Analysis of yesterday’s oral argument in the federal bank fraud case Shaw v. United States comes from Amy Howe for this blog. At NPR, Nina Totenberg covered the first day of arguments in October Term 2016, observing in an interview on All Things Considered that the justices were “perky, lively, asking lots of questions in the two cases they heard” yesterday morning.
At Bloomberg, Greg Stohr and Patricia Hurtado report on Salman, noting that although the “case could divide the court along ideological lines,” “recent white-collar crime cases have unified the court to some degree.” In The Guardian, Ed Pilkington discusses Buck, stating that the case calls on the court to decide “whether it is acceptable in the United States in 2016 to put a prisoner to death because he is black.” More commentary on Buck comes from Elizabeth Hinton, who in an op-ed in the Los Angeles Times suggests that the case is a “microcosm of the racial divisions in contemporary America.” And in an op-ed in The Guardian, Stephen Bright describes Buck as “an extreme example of just how deadly bad lawyering can be.” For CNN, Joan Biskupic highlights upcoming cases on the court’s docket, including Buck, that present the issue of racial bias in the criminal justice system, noting that race “has divided the Roberts court like nearly no other issue.”
Coverage of Monday’s orders denying review in a host of cases continues.
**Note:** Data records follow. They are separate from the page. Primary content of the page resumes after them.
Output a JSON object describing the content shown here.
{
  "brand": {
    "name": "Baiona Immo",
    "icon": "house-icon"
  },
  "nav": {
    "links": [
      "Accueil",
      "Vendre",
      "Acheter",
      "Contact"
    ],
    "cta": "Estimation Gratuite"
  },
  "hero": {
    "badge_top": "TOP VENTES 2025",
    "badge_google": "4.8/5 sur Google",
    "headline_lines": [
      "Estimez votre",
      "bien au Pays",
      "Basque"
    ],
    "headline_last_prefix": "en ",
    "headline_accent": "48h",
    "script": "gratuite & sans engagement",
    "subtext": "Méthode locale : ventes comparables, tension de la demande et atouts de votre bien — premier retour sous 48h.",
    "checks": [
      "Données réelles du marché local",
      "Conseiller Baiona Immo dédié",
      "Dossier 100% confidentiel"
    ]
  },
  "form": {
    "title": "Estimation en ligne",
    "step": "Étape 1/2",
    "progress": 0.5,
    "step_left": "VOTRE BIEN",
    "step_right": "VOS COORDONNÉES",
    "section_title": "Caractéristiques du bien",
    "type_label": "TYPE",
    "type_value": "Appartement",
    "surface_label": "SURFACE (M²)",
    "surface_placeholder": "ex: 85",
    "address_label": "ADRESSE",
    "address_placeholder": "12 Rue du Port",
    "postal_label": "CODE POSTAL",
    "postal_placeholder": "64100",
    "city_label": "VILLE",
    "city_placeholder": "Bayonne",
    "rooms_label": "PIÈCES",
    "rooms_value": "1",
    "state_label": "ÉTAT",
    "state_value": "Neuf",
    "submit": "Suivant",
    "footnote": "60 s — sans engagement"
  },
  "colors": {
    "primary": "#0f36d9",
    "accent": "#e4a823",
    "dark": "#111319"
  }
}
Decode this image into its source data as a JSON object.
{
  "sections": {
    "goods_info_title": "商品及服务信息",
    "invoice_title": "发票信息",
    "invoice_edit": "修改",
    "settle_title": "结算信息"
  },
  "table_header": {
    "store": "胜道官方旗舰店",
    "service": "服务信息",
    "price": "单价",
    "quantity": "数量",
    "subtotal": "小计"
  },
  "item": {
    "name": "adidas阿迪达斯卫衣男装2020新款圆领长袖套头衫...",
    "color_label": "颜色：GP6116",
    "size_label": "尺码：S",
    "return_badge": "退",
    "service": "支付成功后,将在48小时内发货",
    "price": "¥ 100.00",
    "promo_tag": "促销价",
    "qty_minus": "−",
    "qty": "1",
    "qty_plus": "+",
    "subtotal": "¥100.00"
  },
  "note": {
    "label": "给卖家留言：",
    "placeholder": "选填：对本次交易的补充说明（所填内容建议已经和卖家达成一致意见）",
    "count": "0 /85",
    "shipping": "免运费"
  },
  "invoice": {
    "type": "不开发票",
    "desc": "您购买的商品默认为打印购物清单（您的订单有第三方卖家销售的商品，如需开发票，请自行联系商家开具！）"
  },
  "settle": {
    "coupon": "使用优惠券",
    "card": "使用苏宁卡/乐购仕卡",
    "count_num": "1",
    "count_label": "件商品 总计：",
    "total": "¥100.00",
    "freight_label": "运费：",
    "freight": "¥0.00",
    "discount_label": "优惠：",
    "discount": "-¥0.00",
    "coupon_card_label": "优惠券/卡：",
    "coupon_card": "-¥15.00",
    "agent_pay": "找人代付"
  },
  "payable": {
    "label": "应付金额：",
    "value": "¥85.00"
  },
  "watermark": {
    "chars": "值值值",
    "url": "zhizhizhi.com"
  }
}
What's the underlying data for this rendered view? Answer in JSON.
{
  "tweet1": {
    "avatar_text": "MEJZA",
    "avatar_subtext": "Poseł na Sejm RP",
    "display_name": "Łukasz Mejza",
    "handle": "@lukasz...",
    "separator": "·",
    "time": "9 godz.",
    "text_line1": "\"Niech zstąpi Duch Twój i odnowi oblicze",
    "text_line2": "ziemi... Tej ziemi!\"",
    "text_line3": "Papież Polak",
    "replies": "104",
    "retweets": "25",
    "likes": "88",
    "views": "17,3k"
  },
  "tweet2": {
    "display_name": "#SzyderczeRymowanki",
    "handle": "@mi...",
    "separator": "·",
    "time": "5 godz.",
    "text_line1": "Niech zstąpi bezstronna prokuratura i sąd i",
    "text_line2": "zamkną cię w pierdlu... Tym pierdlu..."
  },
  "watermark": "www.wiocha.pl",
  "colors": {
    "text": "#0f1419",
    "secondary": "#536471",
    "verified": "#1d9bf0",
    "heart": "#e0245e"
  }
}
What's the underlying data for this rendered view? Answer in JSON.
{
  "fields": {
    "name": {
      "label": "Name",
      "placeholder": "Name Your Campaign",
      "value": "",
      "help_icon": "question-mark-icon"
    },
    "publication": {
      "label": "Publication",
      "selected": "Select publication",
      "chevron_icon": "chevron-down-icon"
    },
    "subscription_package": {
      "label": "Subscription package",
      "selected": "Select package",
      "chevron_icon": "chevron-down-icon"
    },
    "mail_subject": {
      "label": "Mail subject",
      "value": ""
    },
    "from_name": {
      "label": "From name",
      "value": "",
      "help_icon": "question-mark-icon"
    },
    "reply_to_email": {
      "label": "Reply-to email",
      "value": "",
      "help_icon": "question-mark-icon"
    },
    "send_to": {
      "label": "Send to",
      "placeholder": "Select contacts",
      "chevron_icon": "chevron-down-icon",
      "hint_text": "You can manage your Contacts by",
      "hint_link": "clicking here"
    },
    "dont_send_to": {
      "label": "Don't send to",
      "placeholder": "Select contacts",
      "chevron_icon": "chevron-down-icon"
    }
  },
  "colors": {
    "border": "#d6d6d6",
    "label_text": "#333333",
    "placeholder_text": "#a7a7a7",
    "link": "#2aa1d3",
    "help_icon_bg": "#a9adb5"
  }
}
Constitution Daily reports on the denials in “two appeals related to a high-profile case about compensation for college student athletes.” In The New York Times, Adam Liptak covers the court’s denial of review in a campaign finance case involving an investigation into the recall campaign of Gov. Scott Walker of Wisconsin. Ed Morrissey at HotAir weighs in on the denial, arguing that it “ends one of the most abusive political witch hunts in decades.” Also at Constitution Daily, Lyle Denniston discusses why the court may have denied the government’s request for rehearing in the Texas immigration case, observing that although such “denials very rarely mean anything of real consequence,” “United States v. Texas probably will stand out in the court’s history.”